Friday, January 29, 2010

The Good Snowfalls

That's Melissa, my 13-year-old daughter, screaming down the hill as her sled glides effortlessly beneath her. I remember those carefree childhood days of anticipating the good snowfalls. There were the good ones, which are represented in the picture, and then there were the ones that were only a tease, a light dusting, in other words. Not enough snow to do anything more than create a little annoyance, in my mind, or simply lead to wet shoes and slippery school hallways.

When I was younger, it was the early morning phone call that signaled the good snowfalls. It meant the cancellation of school, since my mother was a school teacher and she was one of the first people to be contacted regarding poor road conditions and subsequent school closings. That 6:30 AM phone call was the one thing that would make my heart race, even as a child, as I waited anxiously from beneath my warm comforter to hear her response, which was usually something like this: "Okay, thanks for calling, and I'll pass the message along to Miss Fritz now." Miss Fritz was the name of the teacher who was next in line on the phone chain. My mom's words immediately signaled images of frolicking around in the snow for hours, warm hot chocolate, grilled cheese sandwiches, snow-capped sleeves, cold toes, and echoing laughter.

I smile as I look out my window these days, from my world of paying bills, doing laundry, cleaning, checking the calendar for any upcoming doctor's appointments, and just simply taking care of my family. I smile because I appreciate the fleeting moments of time, moments that are quietly captured in a photograph, but they live on - miraculously and full of life - in our minds. Moments that I often wish would last - just exactly as they are - forever.
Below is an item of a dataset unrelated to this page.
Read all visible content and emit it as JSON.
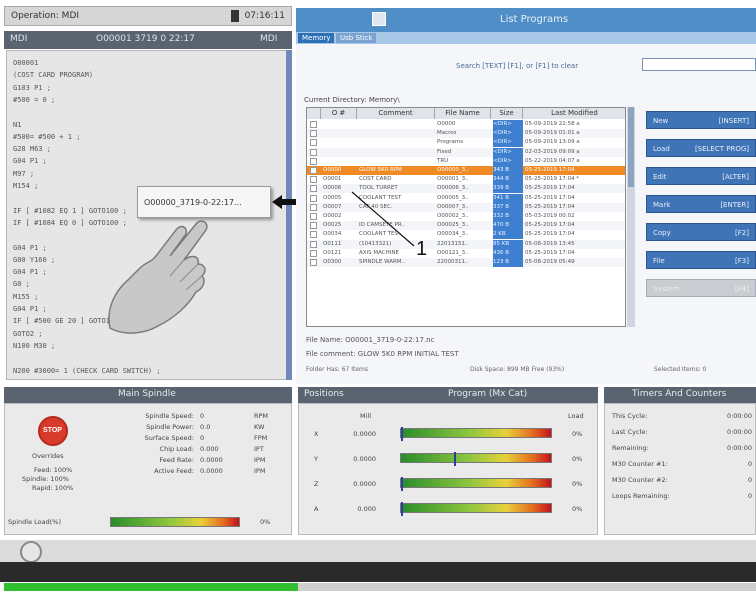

I relish the good snowfalls, and all that they represent. To me they represent happy childhood memories. I make it a point to not take those good snowfall days for granted, because I need to keep in mind just how quickly they can melt away.

But in my mind, they never really do melt away, not entirely. Even today, I still thank God for the good snowfalls. And if I really concentrate, I can still hear the echoing laughter...

2 comments:

Kerry ABOUT ME said...

Karen,

I am reading this in the midst of one of those good snowfalls that is making me feel warm and fuzzy inside. My kids are at my sister's house which is the downside of it all, but I just talked to them on the phone. They are tickled that they get to stay a couple extra days with their cousins. I have to smile in spite of myself for that precious time they will get to have. Thanks for reminding me about the special moments. What a joyous reunion we will have on Monday. Here's hoping for lots of snow fun at your house!

Kerry

Anonymous said...

It's so good to appreciate those moments in life...thank you for sharing this!